Auf dem Sektor gibt es gerade in jüngster Zeit wieder Bewegung - siehe die Diskussion in der Music DSP-Gruppe und es hat sogar noch aktuelle Patente, wie man erfährt, wobei man sich fragen muss, was da eigentlich jeweils patentiert wurde.
Die guten Hallprozessoren zeichnen sich daher meistens dadurch aus, dass sich die Ingenieure auf den Hosenboden gesetzt - und für eine Reihe von "Standardsignalen" am Eingang mit variablen Reflektionsmustern herumexperimentiert haben, um dann das Beste auszuwählen und einzubauen.
Auch ich habe das so gemacht und einiges an Effekten gefunden. Das meiste, was man rausbekommt, ist aber entweder Müll, schon zur Genüge verhanden, langweilig oder es ist so aufwändig, dass schnell Performanceprobleme entstehen.

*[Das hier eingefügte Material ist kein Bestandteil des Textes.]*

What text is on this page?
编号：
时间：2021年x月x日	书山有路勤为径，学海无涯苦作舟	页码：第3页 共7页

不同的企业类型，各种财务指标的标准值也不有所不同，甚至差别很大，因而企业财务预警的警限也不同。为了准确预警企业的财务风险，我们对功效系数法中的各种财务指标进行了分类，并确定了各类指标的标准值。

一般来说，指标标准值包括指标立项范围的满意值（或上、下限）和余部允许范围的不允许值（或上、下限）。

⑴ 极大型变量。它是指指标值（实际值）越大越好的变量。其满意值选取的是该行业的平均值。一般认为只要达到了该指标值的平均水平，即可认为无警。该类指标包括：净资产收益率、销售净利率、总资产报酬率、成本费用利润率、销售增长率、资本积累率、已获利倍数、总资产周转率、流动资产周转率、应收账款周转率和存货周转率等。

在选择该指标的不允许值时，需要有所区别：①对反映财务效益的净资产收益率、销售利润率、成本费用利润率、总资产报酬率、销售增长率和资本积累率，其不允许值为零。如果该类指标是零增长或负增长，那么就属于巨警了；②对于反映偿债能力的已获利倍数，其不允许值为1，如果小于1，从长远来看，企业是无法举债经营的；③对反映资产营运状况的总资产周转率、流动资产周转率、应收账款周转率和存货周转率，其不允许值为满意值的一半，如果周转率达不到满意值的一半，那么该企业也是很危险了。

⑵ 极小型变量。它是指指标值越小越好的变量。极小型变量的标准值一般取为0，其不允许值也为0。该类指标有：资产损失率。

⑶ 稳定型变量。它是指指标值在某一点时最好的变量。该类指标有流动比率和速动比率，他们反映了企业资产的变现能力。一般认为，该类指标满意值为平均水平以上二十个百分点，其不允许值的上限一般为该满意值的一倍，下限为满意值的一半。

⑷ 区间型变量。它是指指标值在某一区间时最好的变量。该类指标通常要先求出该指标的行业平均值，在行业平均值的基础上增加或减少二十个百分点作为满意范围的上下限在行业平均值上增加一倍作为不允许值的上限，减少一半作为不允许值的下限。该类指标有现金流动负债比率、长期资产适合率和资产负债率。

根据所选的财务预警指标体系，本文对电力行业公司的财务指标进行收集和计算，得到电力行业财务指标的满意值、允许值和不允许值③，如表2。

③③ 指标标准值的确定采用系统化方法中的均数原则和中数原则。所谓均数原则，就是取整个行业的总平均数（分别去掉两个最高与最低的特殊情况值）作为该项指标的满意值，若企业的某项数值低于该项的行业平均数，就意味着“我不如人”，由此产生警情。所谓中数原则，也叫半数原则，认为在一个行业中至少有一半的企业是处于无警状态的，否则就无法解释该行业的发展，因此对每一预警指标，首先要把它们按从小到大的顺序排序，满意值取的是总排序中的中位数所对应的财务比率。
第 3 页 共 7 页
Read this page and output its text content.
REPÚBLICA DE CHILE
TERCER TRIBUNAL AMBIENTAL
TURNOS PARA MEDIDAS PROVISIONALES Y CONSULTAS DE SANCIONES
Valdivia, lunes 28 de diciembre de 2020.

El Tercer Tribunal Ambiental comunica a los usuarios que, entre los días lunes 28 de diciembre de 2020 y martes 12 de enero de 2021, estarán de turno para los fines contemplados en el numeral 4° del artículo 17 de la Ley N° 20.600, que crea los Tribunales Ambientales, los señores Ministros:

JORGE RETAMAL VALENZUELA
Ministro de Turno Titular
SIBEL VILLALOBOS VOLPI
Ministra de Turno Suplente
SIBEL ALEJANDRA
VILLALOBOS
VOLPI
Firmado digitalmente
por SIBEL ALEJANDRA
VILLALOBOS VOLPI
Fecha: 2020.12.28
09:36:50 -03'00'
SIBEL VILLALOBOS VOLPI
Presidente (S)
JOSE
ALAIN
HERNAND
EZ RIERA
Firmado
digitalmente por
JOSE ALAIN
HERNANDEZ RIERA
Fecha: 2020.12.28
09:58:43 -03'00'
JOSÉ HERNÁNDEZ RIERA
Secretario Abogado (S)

Wer da selber experimentieren will, findet vor allem bei unnatürlichen und technisch unmöglichen Signalverhältnissen noch "Körner", z.B. dadurch:
a) dass man während der Hallfahne keinen gleichmäßigen Auslauf hat, sondern immer wieder mal große Amplituden zurückkommen, z.T. mit invertierter - nicht zum Signal passender Phasenlage. Damit kommt es zu rhytmischen Auslöschungen von Teilreflektionen, die zum einerseits Ausdünnen, später aber wieder zum Anreichern führen.
b) mehrere Hallalgos benutzt, die kontinuierlich überblendet werden
c) die Hallparameter wärhend des Halls leicht variiert werden (erfordert aber sehr hohe Auflösungen und Abtastraten)
Um das mit plugins nachzustellen, kann man mehrere Echodelays verwenden, deren Ausgang man invertiert zurückführt, die aber nur wenige kurze prägnante Echos produzieren und die man nach hinten zusammenmischt, also Echo 1, gefolgt von Echo 2, was die Echos 1 auch bekommt. Um die Muster zu vermeiden, müssen die Reflektionen so gestaltet sein, dass sich Reflektionen auslöschen, also z.B. ein delay auf 6ms ein anderes auf 4 und sich damit Rhythmen ergeben. Vor allem dürfen es nicht mehr als 3-4 hörbare Echos sein und sie sollten nicht nur Stereo-Panning, sondern auch Phasenverschiebung haben.
Was auch geht: Ein Delay triggert einen kurven Reverb immer wieder an, sodass Wellen entstehen.